Drilling Down In Your Data

Photo by Pierre Châtel-Innocenti on Unsplash

This post is a tale of three arrows. When you create a visual in Power BI, you are frequently using multiple layers of data — think Year, Quarter, Month, Day as an example. Being able to access the ‘lower’ levels of the data is critical to the effectiveness of the visual. So let’s explore your options.  (Note: I am using a publicly available data set called Northwind, on the Microsoft site.)

Here you can see that in this matrix visual, we have two layers of data: company and product. Initially, only the ‘top’ layer is visible in the matrix.

Cue the first arrow, which I like to call ‘the trident’.

The “trident”

If you click on the this icon (which is at the top of the visual), it will enable you to drill down and see both the company and product.

Now we see both the company and the product

If we had more layers we could keep using ‘the trident’ to make those layers visible.

Cue the 2nd arrow button, which I call the ‘double-headed arrow’:

The double headed arrow icon

When I click on the double headed arrow I see this:

Now I see just the products, not the companies.

And where is the third arrow?
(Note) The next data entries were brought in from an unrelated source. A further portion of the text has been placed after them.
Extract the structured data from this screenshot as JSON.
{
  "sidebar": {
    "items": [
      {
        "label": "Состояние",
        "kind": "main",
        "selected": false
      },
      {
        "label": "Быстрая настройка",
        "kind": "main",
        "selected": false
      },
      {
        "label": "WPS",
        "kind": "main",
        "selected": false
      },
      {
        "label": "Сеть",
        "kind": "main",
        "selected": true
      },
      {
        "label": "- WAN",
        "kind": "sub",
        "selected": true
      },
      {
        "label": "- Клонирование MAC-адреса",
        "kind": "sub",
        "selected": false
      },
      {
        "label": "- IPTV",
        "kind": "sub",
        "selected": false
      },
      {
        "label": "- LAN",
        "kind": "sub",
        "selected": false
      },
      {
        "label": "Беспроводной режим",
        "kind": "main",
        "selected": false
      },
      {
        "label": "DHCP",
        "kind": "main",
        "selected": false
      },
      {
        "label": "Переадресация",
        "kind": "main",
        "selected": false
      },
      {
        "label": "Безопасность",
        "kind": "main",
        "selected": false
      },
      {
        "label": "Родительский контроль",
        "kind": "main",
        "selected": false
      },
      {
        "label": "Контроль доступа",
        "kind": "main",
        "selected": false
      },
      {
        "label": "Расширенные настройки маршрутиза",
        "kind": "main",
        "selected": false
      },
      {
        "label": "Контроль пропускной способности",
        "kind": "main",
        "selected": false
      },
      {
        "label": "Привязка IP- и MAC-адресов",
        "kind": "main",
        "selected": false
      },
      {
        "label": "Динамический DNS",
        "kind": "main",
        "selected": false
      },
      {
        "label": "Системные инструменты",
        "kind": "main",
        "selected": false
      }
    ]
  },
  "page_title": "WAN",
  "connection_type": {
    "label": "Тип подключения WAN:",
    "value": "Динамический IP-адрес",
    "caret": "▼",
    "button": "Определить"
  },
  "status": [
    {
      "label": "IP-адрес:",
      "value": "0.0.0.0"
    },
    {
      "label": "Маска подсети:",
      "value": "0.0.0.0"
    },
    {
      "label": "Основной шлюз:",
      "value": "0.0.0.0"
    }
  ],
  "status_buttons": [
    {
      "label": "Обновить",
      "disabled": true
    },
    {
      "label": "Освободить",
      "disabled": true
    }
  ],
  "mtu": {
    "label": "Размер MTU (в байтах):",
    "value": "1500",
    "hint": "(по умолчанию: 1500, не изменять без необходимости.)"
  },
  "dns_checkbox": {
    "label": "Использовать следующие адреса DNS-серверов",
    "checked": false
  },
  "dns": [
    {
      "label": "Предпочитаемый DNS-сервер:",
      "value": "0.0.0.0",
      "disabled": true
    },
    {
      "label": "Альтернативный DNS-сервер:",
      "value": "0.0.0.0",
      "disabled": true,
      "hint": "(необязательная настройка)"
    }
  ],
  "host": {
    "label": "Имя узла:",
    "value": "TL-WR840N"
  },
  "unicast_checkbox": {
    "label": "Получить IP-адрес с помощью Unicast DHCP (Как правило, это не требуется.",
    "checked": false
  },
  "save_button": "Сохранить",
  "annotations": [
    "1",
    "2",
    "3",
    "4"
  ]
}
That’s the “up” arrow.

Use the ‘up’ arrow to traverse back up the layers

Dates are one form of layers of data that rarely work well with the double headed arrow option.  Here’s an example (using the same Northwind data set) where I am using a date hierarchy.

Using a date hierarchy to create ‘layers’ of data

In the screen shot above, you can see that the top layer (year) is the only one visible in the visual right now. If we use our ‘trident’ button, we will see the year, the quarter number, and the month. (I could have gone as far as date, but that’s too much detail.)

Here we see the effect of ‘drilling down’ using the ‘trident’.

Now let’s look at what happens when we drill down using the ‘double arrows’.

‘Drilling down’ using the ‘double headed’ arrow

When you use the double headed arrow, you see the next layer in the hierarchy, independent of the layer above it. In this example, we see the quarter, disassociated from the year. When you are looking at dates, it is rare that this behaviour would be desirable. The example I can think of is that you might want to see if a trend is specific to a period of time (e.g. quarter or month), regardless of the year. Think seasonality trends.

So that’s the tale of our three arrows. See you again soon for more BI for Beginners.